5.4.3. Moderating Effect Analysis

As shown in Table 8, institutional distance has a significant negative moderating effect in the relationship between normative mechanism and perceived risk (interaction effect: β = 0.151, p < 0.001), between supervisory mechanism and perceived risk (interaction effect: β = 0.114, p < 0.001), between reward–punishment mechanism and perceived risk (interaction effect: β = 0.014, p < 0.05), and between community building and perceived risk (interaction effect: β = 0.104, p < 0.001). This indicates that the higher the platform big data capability, the stronger the negative correlation between the normative mechanism and perceived risk, between the supervisory mechanism and perceived risk, between the reward–punishment mechanism and perceived risk, and between community building and perceived risk, supporting H6a, H6b, H6c, and H7.

6. Discussion

We demonstrated the effectiveness of platform governance mechanisms on the formation of trust by sellers. The formal governance mechanisms of the platform are represented by the normative mechanism, supervisory mechanism, and reward–punishment mechanism, while community building represents the relational governance mechanism of the platform. Therefore, strengthening platform norm formulation, supervision, reward–punishment, and community building can reduce sellers’ perceived risks and increase their trust in the platform. As mentioned earlier, the CBEC platform establishes social norms and builds communities, which reduces sellers’ concerns about uncertainty risks and fosters trust. However, the supervisory mechanism and reward–punishment mechanism directly influence sellers’ platform trust, and perceived risk does not mediate this relationship. The reason may be that when sellers perceive the existence of the supervisory mechanism and the effectiveness of the reward–punishment mechanism, they may pay less attention to potential risks and focus more on the platform’s management and rule enforcement. Research has shown that even if the public perceives risks, transactions can still be sustained as long as they hold positive expectations about their behaviors (Faqih, 2022; Nguyen-Phuoc et al., 2021; Yang et al., 2015). Therefore, even if sellers are aware of potential risks in certain transactions, their trust will not be undermined by risk perception as long as they believe that the platform can effectively manage and address these risks. In an environment with robust supervisory mechanisms and clear reward–punishment systems, sellers are more concerned with how the platform handles transaction disputes, rewards quality services, and penalizes violations. These factors, which directly impact sellers’ interests, become the primary basis for their evaluation of platform trustworthiness. By contrast, the perception of transaction risks may become relatively secondary.
Moreover, this study also verifies the impact of institutional distance on the implementation effectiveness of platform governance mechanisms. The empirical results indicate that when institutional distance is high, normative mechanism, supervisory mechanism, reward–punishment mechanism, and community building have a weaker impact on seller perceived risk. This suggests that in environments with large institutional differences, the effectiveness of platform governance mechanisms may be somewhat limited.
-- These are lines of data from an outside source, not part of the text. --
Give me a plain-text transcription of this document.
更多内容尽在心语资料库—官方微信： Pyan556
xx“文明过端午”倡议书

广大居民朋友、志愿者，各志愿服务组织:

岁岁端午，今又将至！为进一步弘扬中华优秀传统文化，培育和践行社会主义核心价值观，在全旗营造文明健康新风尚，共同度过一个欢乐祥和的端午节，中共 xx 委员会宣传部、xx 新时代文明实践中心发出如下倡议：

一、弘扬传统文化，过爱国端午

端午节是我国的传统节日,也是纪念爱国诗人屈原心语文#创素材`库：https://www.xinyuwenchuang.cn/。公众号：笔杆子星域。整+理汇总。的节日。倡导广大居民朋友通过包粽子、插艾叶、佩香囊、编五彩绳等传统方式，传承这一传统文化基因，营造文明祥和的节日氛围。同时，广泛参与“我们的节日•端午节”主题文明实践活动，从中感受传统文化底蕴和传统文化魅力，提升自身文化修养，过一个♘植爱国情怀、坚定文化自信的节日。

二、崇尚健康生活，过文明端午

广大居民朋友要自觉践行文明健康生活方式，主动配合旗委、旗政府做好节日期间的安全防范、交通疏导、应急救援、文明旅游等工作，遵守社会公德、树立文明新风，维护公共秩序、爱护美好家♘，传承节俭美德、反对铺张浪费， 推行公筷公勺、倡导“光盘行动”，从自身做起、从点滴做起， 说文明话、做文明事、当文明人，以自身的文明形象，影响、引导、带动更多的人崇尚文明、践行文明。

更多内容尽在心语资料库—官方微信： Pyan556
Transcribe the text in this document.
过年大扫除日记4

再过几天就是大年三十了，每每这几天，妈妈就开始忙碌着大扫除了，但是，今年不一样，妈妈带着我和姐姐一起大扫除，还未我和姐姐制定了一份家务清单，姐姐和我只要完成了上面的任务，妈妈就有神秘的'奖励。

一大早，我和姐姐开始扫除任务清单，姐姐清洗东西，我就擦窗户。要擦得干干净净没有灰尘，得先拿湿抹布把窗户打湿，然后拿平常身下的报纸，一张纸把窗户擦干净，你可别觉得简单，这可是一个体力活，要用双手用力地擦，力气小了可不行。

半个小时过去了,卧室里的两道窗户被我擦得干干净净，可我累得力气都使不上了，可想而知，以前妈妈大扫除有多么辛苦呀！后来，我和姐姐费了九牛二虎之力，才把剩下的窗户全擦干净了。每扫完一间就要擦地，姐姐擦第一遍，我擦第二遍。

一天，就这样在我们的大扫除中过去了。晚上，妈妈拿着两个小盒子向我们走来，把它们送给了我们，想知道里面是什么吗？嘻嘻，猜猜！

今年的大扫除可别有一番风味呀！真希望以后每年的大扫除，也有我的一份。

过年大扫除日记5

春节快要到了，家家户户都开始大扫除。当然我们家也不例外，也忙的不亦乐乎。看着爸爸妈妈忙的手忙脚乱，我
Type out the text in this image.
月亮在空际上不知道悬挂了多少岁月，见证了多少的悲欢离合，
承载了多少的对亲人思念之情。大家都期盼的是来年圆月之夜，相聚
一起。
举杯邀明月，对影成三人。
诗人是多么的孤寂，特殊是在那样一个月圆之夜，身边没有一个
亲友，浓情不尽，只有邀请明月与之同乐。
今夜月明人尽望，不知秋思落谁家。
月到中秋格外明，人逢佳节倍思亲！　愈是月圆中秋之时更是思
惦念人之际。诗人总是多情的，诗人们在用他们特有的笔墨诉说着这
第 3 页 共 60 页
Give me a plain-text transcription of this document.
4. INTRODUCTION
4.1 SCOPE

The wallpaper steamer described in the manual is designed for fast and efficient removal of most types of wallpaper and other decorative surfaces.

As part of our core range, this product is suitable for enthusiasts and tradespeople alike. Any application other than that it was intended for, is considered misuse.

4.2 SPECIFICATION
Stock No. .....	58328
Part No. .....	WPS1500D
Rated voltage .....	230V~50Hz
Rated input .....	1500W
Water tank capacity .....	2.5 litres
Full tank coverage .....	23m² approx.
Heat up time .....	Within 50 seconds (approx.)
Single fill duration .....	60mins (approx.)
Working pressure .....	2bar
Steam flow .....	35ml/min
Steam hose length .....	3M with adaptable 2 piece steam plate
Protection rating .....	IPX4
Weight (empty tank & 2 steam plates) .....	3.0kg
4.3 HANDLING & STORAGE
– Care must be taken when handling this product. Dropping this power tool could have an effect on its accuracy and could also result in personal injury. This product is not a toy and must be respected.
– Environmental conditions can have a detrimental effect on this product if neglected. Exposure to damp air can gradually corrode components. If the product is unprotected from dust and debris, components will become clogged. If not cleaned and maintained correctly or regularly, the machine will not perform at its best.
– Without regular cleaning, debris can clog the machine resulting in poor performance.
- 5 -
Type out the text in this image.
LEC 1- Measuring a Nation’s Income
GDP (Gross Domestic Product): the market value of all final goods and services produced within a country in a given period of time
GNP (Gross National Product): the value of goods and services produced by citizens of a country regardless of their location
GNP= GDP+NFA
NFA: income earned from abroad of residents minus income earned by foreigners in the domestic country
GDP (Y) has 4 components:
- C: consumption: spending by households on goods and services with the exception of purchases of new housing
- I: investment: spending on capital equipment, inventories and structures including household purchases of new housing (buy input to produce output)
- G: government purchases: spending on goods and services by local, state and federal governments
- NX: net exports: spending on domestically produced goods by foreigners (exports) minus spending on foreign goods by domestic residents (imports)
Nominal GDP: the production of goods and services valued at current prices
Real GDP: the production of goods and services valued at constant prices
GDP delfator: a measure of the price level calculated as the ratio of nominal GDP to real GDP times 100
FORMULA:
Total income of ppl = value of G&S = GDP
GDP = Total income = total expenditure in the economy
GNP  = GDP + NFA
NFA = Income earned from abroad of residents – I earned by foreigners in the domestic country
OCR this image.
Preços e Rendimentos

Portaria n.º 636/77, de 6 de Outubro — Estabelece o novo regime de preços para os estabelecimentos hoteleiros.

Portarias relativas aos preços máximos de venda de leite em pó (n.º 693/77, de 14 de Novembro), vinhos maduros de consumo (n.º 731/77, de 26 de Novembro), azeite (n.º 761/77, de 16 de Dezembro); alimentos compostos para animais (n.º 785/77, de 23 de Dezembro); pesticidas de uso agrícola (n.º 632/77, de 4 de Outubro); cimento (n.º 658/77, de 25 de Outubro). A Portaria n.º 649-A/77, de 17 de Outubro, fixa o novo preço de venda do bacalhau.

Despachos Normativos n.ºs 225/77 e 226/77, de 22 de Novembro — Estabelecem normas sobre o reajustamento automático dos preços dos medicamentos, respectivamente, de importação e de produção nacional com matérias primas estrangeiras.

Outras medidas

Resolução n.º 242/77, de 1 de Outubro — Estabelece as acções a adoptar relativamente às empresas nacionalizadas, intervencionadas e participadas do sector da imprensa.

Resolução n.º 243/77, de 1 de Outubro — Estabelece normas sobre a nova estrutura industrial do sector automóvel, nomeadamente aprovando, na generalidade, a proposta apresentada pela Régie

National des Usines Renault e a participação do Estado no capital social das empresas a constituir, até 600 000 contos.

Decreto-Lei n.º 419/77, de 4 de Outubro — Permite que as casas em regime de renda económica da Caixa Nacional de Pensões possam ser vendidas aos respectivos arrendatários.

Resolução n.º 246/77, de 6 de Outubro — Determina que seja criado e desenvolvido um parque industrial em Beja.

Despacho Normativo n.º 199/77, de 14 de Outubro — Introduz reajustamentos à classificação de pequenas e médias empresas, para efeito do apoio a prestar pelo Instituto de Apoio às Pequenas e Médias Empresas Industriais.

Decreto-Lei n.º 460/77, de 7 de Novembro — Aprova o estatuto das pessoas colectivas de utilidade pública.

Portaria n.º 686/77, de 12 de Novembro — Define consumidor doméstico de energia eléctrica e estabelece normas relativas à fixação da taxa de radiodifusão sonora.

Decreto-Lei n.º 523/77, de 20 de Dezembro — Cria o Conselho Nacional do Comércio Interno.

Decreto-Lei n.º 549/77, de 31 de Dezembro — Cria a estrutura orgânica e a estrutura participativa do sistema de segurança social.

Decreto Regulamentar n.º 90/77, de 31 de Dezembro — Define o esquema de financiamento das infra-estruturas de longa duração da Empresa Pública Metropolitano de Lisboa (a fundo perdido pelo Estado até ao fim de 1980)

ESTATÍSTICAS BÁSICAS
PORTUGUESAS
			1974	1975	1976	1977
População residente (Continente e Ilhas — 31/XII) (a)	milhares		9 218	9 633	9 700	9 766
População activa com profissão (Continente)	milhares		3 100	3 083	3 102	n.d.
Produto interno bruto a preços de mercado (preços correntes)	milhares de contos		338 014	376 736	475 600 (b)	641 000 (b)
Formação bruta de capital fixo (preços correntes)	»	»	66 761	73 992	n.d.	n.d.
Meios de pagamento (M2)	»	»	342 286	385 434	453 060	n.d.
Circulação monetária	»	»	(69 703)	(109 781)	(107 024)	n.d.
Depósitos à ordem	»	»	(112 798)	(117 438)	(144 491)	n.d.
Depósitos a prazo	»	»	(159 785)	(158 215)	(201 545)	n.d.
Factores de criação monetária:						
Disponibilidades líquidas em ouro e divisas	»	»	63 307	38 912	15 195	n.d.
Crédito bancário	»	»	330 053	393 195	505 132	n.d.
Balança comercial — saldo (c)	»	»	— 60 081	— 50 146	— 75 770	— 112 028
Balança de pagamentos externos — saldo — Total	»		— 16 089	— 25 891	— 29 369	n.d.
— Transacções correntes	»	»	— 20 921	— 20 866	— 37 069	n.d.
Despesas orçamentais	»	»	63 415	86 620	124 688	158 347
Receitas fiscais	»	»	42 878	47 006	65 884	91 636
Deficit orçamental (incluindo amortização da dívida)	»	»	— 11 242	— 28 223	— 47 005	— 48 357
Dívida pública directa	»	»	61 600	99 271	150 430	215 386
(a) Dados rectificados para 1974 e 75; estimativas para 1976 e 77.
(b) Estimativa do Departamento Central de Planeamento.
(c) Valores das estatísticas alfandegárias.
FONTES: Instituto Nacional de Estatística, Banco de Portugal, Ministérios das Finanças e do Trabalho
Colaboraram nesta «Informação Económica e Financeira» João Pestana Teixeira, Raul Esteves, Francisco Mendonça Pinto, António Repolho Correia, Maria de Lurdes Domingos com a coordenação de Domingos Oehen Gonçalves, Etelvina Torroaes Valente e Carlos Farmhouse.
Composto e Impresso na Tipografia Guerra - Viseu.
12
6.1. Theoretical Contributions

(1)
We focus on the trust relationship between the platform and sellers, one of the key stakeholders in CBEC platforms, filling the gap in the theoretical study from sellers’ perspectives. Existing studies mostly analyzed the trust of consumers in sellers and platforms (Faqih, 2022), while little research from the perspective of sellers focuses on their trust in consumers and CBEC platforms. This study constructs a theoretical model of platform trust for sellers and empirically analyzes the effect mechanism of CBEC platform governance mechanisms on platform trust, which provides insights in the field of platform governance and trust.
(2)
This study divides four effective platform governance mechanisms from formal and relational perspectives into normative mechanism, supervisory mechanism, reward–punishment mechanism, and community building, which help establish close relationships between CBEC platforms and sellers. We expand the research field on platform governance mechanisms. Our result shows that the effective implementation of formal governance mechanisms, such as normative mechanism (pre-transaction), supervisory mechanism (during transaction), and reward–punishment mechanism (post-transaction), helps prevent and resist improper behaviors in transactions. These enable participants’ interests to be protected, and the perceived risk is reduced. In addition, community building of relational governance mechanism, through interaction in community, not only help sellers gain more experience and advice but also allow other members to supervise and constrain sellers’ behavior and performance, thereby reducing the risk of opportunistic behavior by individuals negatively affecting other sellers. The reduction in perceived risk reduces sellers’ concerns and fears, thereby developing trust in the platform’s integrity and reliability.
(3)
This study analyzes, from an institutional perspective, how institutional factors affect the effectiveness of CBEC platform governance mechanisms, revealing the mechanism by which institutions influence sellers’ trust in the platform. Although the institutional perspective has been widely used in existing international strategic studies, which have focused on host country selection, entry modes, ownership structures, and expatriate strategies (Dong et al., 2017; Yan et al., 2023; Donnelly et al., 2024), with little attention on how institutional factors in the external environment affect platform governance effectiveness. This study, from an institutional perspective, investigates how the institutional distance between CBEC platforms and sellers affects sellers’ risk perception towards the platform governance mechanisms, enriching the theoretical research on governance from an institutional perspective and providing empirical evidence for sellers to use CBEC platforms for international expansion.

6.2. Managerial Implications

This study helps provide guidance for CBEC platforms to manage numerous seller users. Considering the positive impact of platform governance mechanisms on the seller-platform relationship, platform operators must understand how to design, implement, and maintain them. In terms of formal governance mechanisms, CBEC platforms should strengthen the regulation of seller behavior before transaction, establish strict supervision mechanisms during transaction, and adopt effective incentives and penalties to encourage sellers to comply with platform regulations and standards after transaction. In terms of relational governance mechanisms, platforms can encourage sellers to participate in community activities, share experiences, and support each other, forming positive social norms and enhancing cooperation among sellers. The simultaneous use of these two governance mechanisms can complement each other and bring higher benefits to the platform and its seller users. The stronger the platform governance capability, the more adept it is at facilitating the sharing of information and culture between supply and demand parties from different institutional environments, mitigating the negative impacts brought about by institutions, culture, and geography (Faraj et al., 2016). In addition, when designing and implementing governance mechanisms, CBEC platforms must fully consider the impact of institutional distance to ensure that the governance mechanisms can effectively function in different institutional environments. At the same time, platforms need to closely monitor changes in the institutional environment and promptly adjust and optimize governance mechanisms to address sellers’ perceived risks in different institutional contexts.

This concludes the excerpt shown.